The transaction attracted significant public interest and data ownership concerns – including parliamentary questions, public interest group scrutiny, and media coverage – focused on data security, control, and continuity (“kill-switch”) risks.
The Government followed the BTI’s advice to prohibit the transaction based on its potential risk to public interest. The statutory grounds for “risk to public interest” are broadly worded and include suspected intent to abuse or reduce continuity of the relevant telecom service — in this case trust services. The concern centered around Solvinity’s role in supporting DigiD and the risk that Solvinity’s compliance with certain American laws could compromise the security and continuity of that critical digital infrastructure.[3]
In a letter to Parliament, the relevant minister stated that he saw no alternative but to prohibit the transaction[4]. The timing appears to have been driven in part by the transaction’s impending closing.

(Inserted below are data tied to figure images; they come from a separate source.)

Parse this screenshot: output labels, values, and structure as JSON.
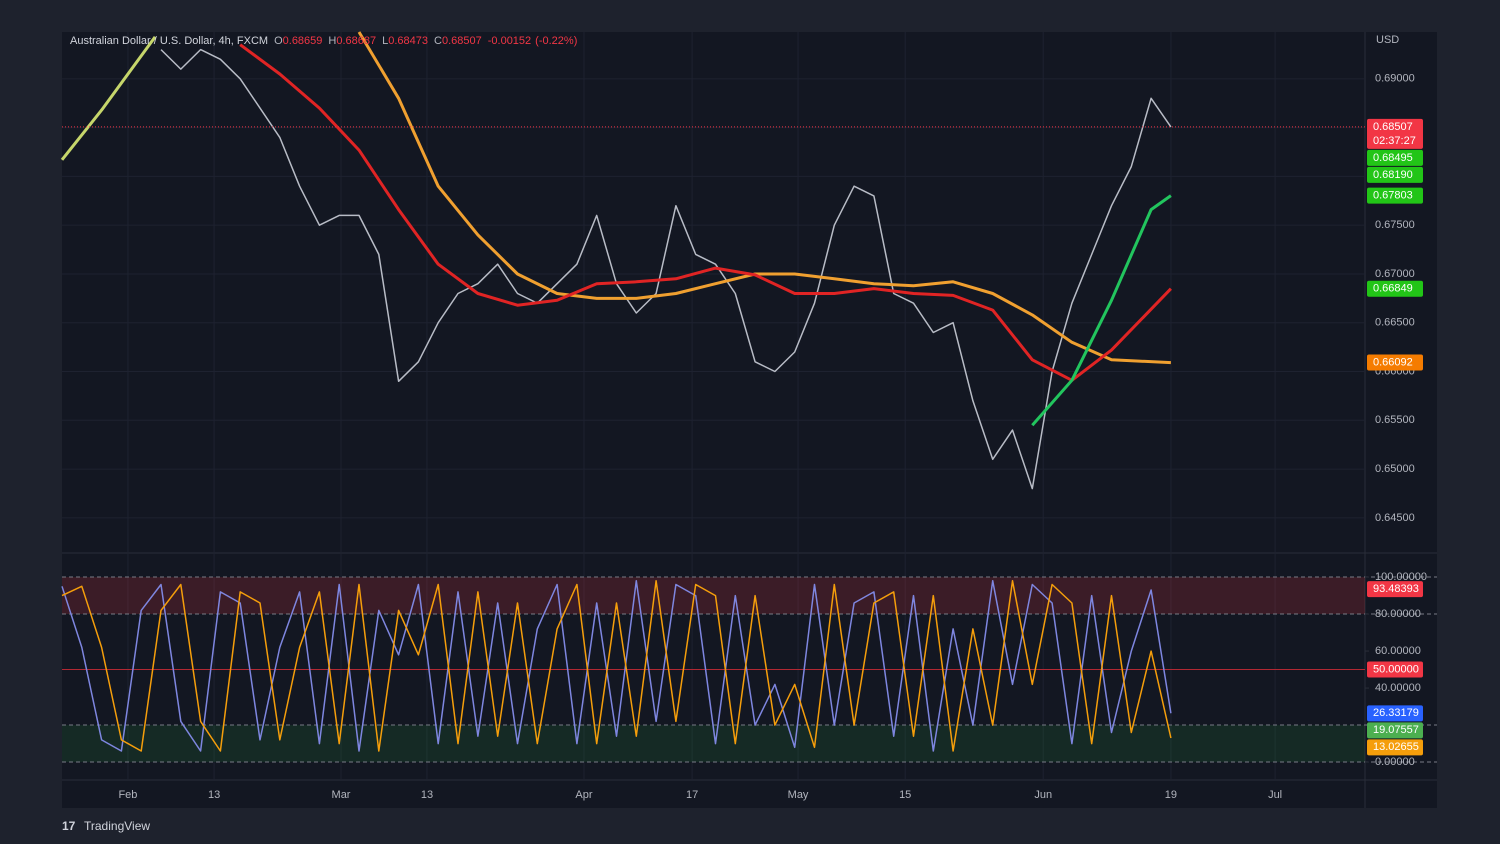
{
  "header": {
    "symbol": "Australian Dollar / U.S. Dollar, 4h, FXCM",
    "ohlc": [
      {
        "label": "O",
        "value": 0.68659
      },
      {
        "label": "H",
        "value": 0.68687
      },
      {
        "label": "L",
        "value": 0.68473
      },
      {
        "label": "C",
        "value": 0.68507
      }
    ],
    "change": -0.00152,
    "change_pct": "(-0.22%)",
    "currency": "USD"
  },
  "brand": "TradingView",
  "chart_data": [
    {
      "type": "line",
      "x": [
        0,
        1,
        2,
        3,
        4,
        5,
        6,
        7,
        8,
        9,
        10,
        11,
        12,
        13,
        14,
        15,
        16,
        17,
        18,
        19,
        20,
        21,
        22,
        23,
        24,
        25,
        26,
        27,
        28,
        29,
        30,
        31,
        32,
        33,
        34,
        35,
        36,
        37,
        38,
        39,
        40,
        41,
        42,
        43,
        44,
        45,
        46,
        47,
        48,
        49,
        50,
        51,
        52,
        53,
        54,
        55,
        56
      ],
      "xlim": [
        0,
        65.8
      ],
      "xticks": [
        {
          "value": 3.33,
          "label": "Feb"
        },
        {
          "value": 7.68,
          "label": "13"
        },
        {
          "value": 14.09,
          "label": "Mar"
        },
        {
          "value": 18.43,
          "label": "13"
        },
        {
          "value": 26.36,
          "label": "Apr"
        },
        {
          "value": 31.82,
          "label": "17"
        },
        {
          "value": 37.17,
          "label": "May"
        },
        {
          "value": 42.58,
          "label": "15"
        },
        {
          "value": 49.55,
          "label": "Jun"
        },
        {
          "value": 56.0,
          "label": "19"
        },
        {
          "value": 61.26,
          "label": "Jul"
        }
      ],
      "ylim": [
        0.6414,
        0.6948
      ],
      "yticks": [
        {
          "value": 0.645,
          "label": "0.64500"
        },
        {
          "value": 0.65,
          "label": "0.65000"
        },
        {
          "value": 0.655,
          "label": "0.65500"
        },
        {
          "value": 0.66,
          "label": "0.66000"
        },
        {
          "value": 0.665,
          "label": "0.66500"
        },
        {
          "value": 0.67,
          "label": "0.67000"
        },
        {
          "value": 0.675,
          "label": "0.67500"
        },
        {
          "value": 0.68,
          "label": "0.68000"
        },
        {
          "value": 0.685,
          "label": "0.68500"
        },
        {
          "value": 0.69,
          "label": "0.69000"
        }
      ],
      "grid": true,
      "series": [
        {
          "color": "#b8bcc6",
          "values": [
            null,
            null,
            null,
            null,
            null,
            0.693,
            0.691,
            0.693,
            0.692,
            0.69,
            0.687,
            0.684,
            0.679,
            0.675,
            0.676,
            0.676,
            0.672,
            0.659,
            0.661,
            0.665,
            0.668,
            0.669,
            0.671,
            0.668,
            0.667,
            0.669,
            0.671,
            0.676,
            0.669,
            0.666,
            0.668,
            0.677,
            0.672,
            0.671,
            0.668,
            0.661,
            0.66,
            0.662,
            0.667,
            0.675,
            0.679,
            0.678,
            0.668,
            0.667,
            0.664,
            0.665,
            0.657,
            0.651,
            0.654,
            0.648,
            0.66,
            0.667,
            0.672,
            0.677,
            0.681,
            0.688,
            0.68507
          ]
        },
        {
          "color": "#c6d66b",
          "x": [
            0,
            2,
            4.7
          ],
          "values": [
            0.6817,
            0.6868,
            0.6943
          ]
        },
        {
          "color": "#f0a030",
          "x": [
            15,
            17,
            19,
            21,
            23,
            25,
            27,
            29,
            31,
            33,
            35,
            37,
            39,
            41,
            43,
            45,
            47,
            49,
            51,
            53,
            56
          ],
          "values": [
            0.6948,
            0.688,
            0.679,
            0.674,
            0.67,
            0.668,
            0.6675,
            0.6675,
            0.668,
            0.669,
            0.67,
            0.67,
            0.6695,
            0.669,
            0.6688,
            0.6692,
            0.668,
            0.6658,
            0.663,
            0.6612,
            0.66092
          ]
        },
        {
          "color": "#e02424",
          "x": [
            9,
            11,
            13,
            15,
            17,
            19,
            21,
            23,
            25,
            27,
            29,
            31,
            33,
            35,
            37,
            39,
            41,
            43,
            45,
            47,
            49,
            51,
            53,
            56
          ],
          "values": [
            0.6935,
            0.6905,
            0.687,
            0.6827,
            0.6766,
            0.671,
            0.668,
            0.6668,
            0.6673,
            0.669,
            0.6692,
            0.6695,
            0.6706,
            0.6699,
            0.668,
            0.668,
            0.6685,
            0.668,
            0.6678,
            0.6663,
            0.6612,
            0.6591,
            0.6622,
            0.66849
          ]
        },
        {
          "color": "#22c55e",
          "x": [
            49,
            51,
            53,
            55,
            56
          ],
          "values": [
            0.6545,
            0.6591,
            0.6673,
            0.6766,
            0.67803
          ]
        }
      ],
      "value_labels": [
        {
          "value": 0.68507,
          "label": "0.68507",
          "color": "#f23645"
        },
        {
          "value": 0.68495,
          "label": "0.68495",
          "color": "#22c517"
        },
        {
          "value": 0.6819,
          "label": "0.68190",
          "color": "#22c517"
        },
        {
          "value": 0.67803,
          "label": "0.67803",
          "color": "#22c517"
        },
        {
          "value": 0.66849,
          "label": "0.66849",
          "color": "#22c517"
        },
        {
          "value": 0.66092,
          "label": "0.66092",
          "color": "#f57c00"
        }
      ],
      "countdown": "02:37:27"
    },
    {
      "type": "line",
      "x": [
        0,
        1,
        2,
        3,
        4,
        5,
        6,
        7,
        8,
        9,
        10,
        11,
        12,
        13,
        14,
        15,
        16,
        17,
        18,
        19,
        20,
        21,
        22,
        23,
        24,
        25,
        26,
        27,
        28,
        29,
        30,
        31,
        32,
        33,
        34,
        35,
        36,
        37,
        38,
        39,
        40,
        41,
        42,
        43,
        44,
        45,
        46,
        47,
        48,
        49,
        50,
        51,
        52,
        53,
        54,
        55,
        56
      ],
      "xlim": [
        0,
        65.8
      ],
      "ylim": [
        -9.7,
        113
      ],
      "yticks": [
        {
          "value": 0,
          "label": "0.00000"
        },
        {
          "value": 40,
          "label": "40.00000"
        },
        {
          "value": 60,
          "label": "60.00000"
        },
        {
          "value": 80,
          "label": "80.00000"
        },
        {
          "value": 100,
          "label": "100.00000"
        }
      ],
      "overbought": [
        80,
        100
      ],
      "oversold": [
        0,
        20
      ],
      "midline": 50,
      "series": [
        {
          "color": "#7e86e0",
          "values": [
            95,
            62,
            12,
            6,
            82,
            96,
            22,
            6,
            92,
            86,
            12,
            62,
            92,
            10,
            96,
            6,
            82,
            58,
            96,
            10,
            92,
            14,
            86,
            10,
            72,
            96,
            10,
            86,
            14,
            98,
            22,
            96,
            90,
            10,
            90,
            20,
            42,
            8,
            96,
            20,
            86,
            92,
            14,
            90,
            6,
            72,
            20,
            98,
            42,
            96,
            86,
            10,
            90,
            16,
            60,
            93,
            26.33179
          ]
        },
        {
          "color": "#f59e0b",
          "values": [
            90,
            95,
            62,
            12,
            6,
            82,
            96,
            22,
            6,
            92,
            86,
            12,
            62,
            92,
            10,
            96,
            6,
            82,
            58,
            96,
            10,
            92,
            14,
            86,
            10,
            72,
            96,
            10,
            86,
            14,
            98,
            22,
            96,
            90,
            10,
            90,
            20,
            42,
            8,
            96,
            20,
            86,
            92,
            14,
            90,
            6,
            72,
            20,
            98,
            42,
            96,
            86,
            10,
            90,
            16,
            60,
            13.02655
          ]
        }
      ],
      "value_labels": [
        {
          "value": 93.48393,
          "label": "93.48393",
          "color": "#f23645"
        },
        {
          "value": 50,
          "label": "50.00000",
          "color": "#f23645"
        },
        {
          "value": 26.33179,
          "label": "26.33179",
          "color": "#2962ff"
        },
        {
          "value": 19.07557,
          "label": "19.07557",
          "color": "#4caf50"
        },
        {
          "value": 13.02655,
          "label": "13.02655",
          "color": "#f59e0b"
        }
      ]
    }
  ]
}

The letter emphasizes that the Dutch FDI framework is country-neutral, proportionate, risk-based, and directed solely at protecting public interests, and that the Netherlands continues to welcome foreign technology companies.
Implications
The decision confirms that the Netherlands is prepared to use its FDI review powers to block deals that carry public-interest risks, including in digital infrastructure and data-sensitive services. Notably, the investor was a major American company, underscoring that the regime is not reserved for investors from traditionally “high-risk” jurisdictions.
Perhaps more significantly, the decision suggests that mitigation commitments may not always suffice. Public sources indicate that remedies were discussed,[5] but ultimately set aside as insufficient to address the identified public-interest concerns.
Takeaway
This prohibition confirms that Digital sovereignty, data control, and operational resilience are increasingly central in Dutch FDI screening. Parties contemplating transactions involving cloud infrastructure, identity systems, trust services, government-facing technology, or other critical digital dependencies should assess Dutch FDI risk early and develop a substantive mitigation strategy, regardless of the investor’s jurisdiction.
[1] The transaction was also reviewed and cleared by the Dutch competition authority under merger control.
[2] For a review of the general Dutch FDI regime, see Cleary Gottlieb, “Dutch Foreign Direct Investment Screening regime enters into force”, July 4, 2023, available here.
[3] State Secretary of Interior and Kingdom Relations, “Government letter – Current status and approach to the Solvinity case”, February 10, 2026, available here.
[4] State Secretary for Economic Affairs and Climate, “Government letter – letter to the Second Chamber of the Staten-General, Decision Investment Screening Solvinity”, May 26, 2026, available here.
[5] State Secretary of Interior and Kingdom Relations, “Government letter – Current status and approach to the Solvinity case”, February 10, 2026, available here.